Nine people have been sentenced for the operation of an illegal waste site in rural Lincolnshire, hiding the evidence physically and behind a screen of falsified paperwork.
The defendants were sentenced at Nottingham Crown Court to a collective 11 years of imprisonment, including three family members who controlled the illegal waste site at Long Bennington alongside the A1 between Newark and Grantham.
- Paul Canner, 53, of Main Road, Bilstone, Nuneaton, was sentenced to 26 months’ immediate imprisonment.
- His wife Judith Canner, 55,of the same address was sentenced to 16 months’ immediate imprisonment.
- Their son Joshua Canner, 29, of Laburnum Avenue, Newbold Verdon was sentenced to 16 months’ immediate imprisonment.
- Sonial Surpal, 52 of Round House Road, Coventry, was sentenced to 13 months’ immediate imprisonment.
- Luke Woodward, 37, of Willow Road, Nuneaton, was sentenced to 11 months’ immediate imprisonment.
- Marcus Chapman, 39, of Egmanton Drive, Mansfield, was sentenced to 12 months’ imprisonment, suspended for 18 months. He has been ordered to do 200 hours of unpaid work.
- Peter Wainwright, 32, of Dexter Lane, Hurley, Atherstone, Warwickshire, was sentenced to 16 months’ immediate imprisonment.
- Nathan Jones, 43, of Carnation Road, Shirebrook, Mansfield, was sentenced to 16 months’ immediate imprisonment.
- Daniel Lippitt, 55, of Lubbersthorpe Road, Leicester, was sentenced to nine months’ imprisonment, suspended for 18 months. He has been ordered to do 200 hours of unpaid work.
- Landowners James Baggeley, 38, of Back Lane, Foston, and Marc Greenfield, 46, of Fosse Road, Brough, will be sentenced on 16 December 2024, as will Robert Malone, 41, of Ribble Prospect, Clitheroe, the sole director of NWR 2004 Limited, and Fletcher Plant Limited, the latter two after proceeds of crime investigations have been completed.

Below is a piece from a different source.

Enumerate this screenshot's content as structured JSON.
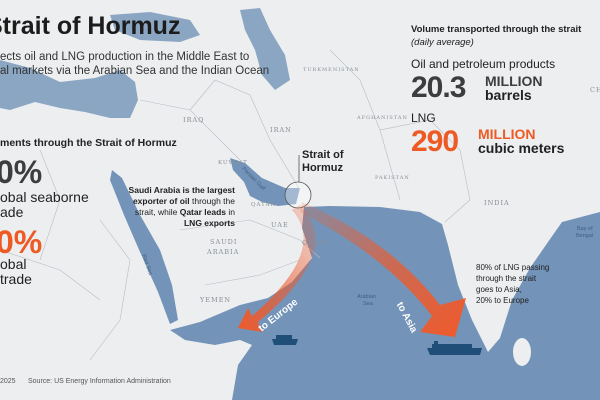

Environment Agency officers conducted a raid on the site in April 2020 with Lincolnshire Police. Intelligence revealed lorry-loads of shredded waste were regularly being accepted onto the site the size of a football pitch.
Waste was burned daily and buried. This activity intensified during the first Coronavirus lockdown in March 2020, and so action was taken to bring it to a halt.
Environment Agency officers also seized an excavator and a lorry which were actively depositing more waste at the site when officers arrived. Two arrests were made.
The prosecution was brought against individuals that ran the illegal waste site; burned the waste; drove waste to the site and the landowners. Two waste brokers were also prosecuted.